Inverse design of viral infectivity-enhancing peptide fibrils from continuous protein-vector embeddings†
Abstract
Amyloid-like nanofibers from self-assembling peptides can promote viral gene transfer for therapeutic applications. Traditionally, new sequences are discovered either from screening large libraries or by creating derivatives of known active peptides. However, the discovery of de novo peptides, which are sequence-wise not related to any known active peptides, is limited by the difficulty to rationally predict structure–activity relationships because their activities typically have multi-scale and multi-parameter dependencies. Here, we used a small library of 163 peptides as a training set to predict de novo sequences for viral infectivity enhancement using a machine learning (ML) approach based on natural language processing. Specifically, we trained an ML model using continuous vector representations of the peptides, which were previously shown to retain relevant information embedded in the sequences.
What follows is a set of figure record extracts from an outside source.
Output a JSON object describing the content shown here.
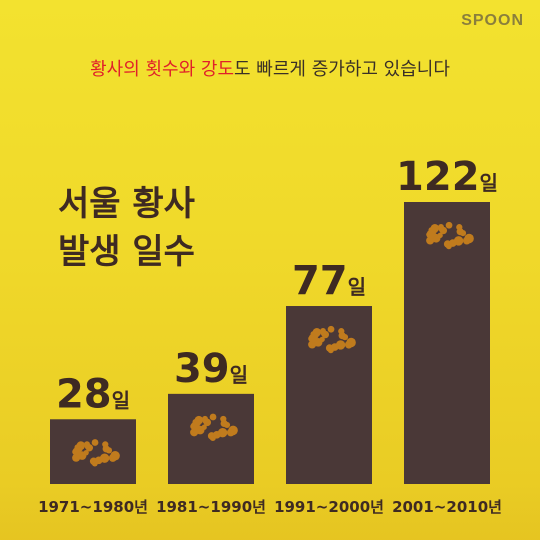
{
  "brand": {
    "logo": "SPOON"
  },
  "headline": {
    "part1": "황사의 횟수와 강도",
    "part2": "도 빠르게 증가하고 있습니다"
  },
  "title": {
    "line1": "서울 황사",
    "line2": "발생 일수"
  },
  "colors": {
    "bar": "#4a3837",
    "dust": "#c07b1d",
    "label": "#3e2a22",
    "background": "#f0d92a",
    "highlight": "#e0202a"
  },
  "chart_data": {
    "type": "bar",
    "title": "서울 황사 발생 일수",
    "categories": [
      "1971~1980년",
      "1981~1990년",
      "1991~2000년",
      "2001~2010년"
    ],
    "values": [
      28,
      39,
      77,
      122
    ],
    "value_suffix": "일",
    "ylim": [
      0,
      122
    ],
    "xlabel": "",
    "ylabel": "",
    "grid": false
  }
}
We used the trained ML model to sample the sequence space of peptides with 6 amino acids to identify promising candidates. These 6-mers were then further screened for charge and aggregation propensity. The resulting 16 new 6-mers were tested and found to be active with a 25% hit rate. Strikingly, these de novo sequences are the shortest active peptides for infectivity enhancement reported so far and show no sequence relation to the training set. Moreover, by screening the sequence space, we discovered the first hydrophobic peptide fibrils with a moderately negative surface charge that can enhance infectivity. Hence, this ML strategy is a time- and cost-efficient way for expanding the sequence space of short functional self-assembling peptides exemplified for therapeutic viral gene delivery.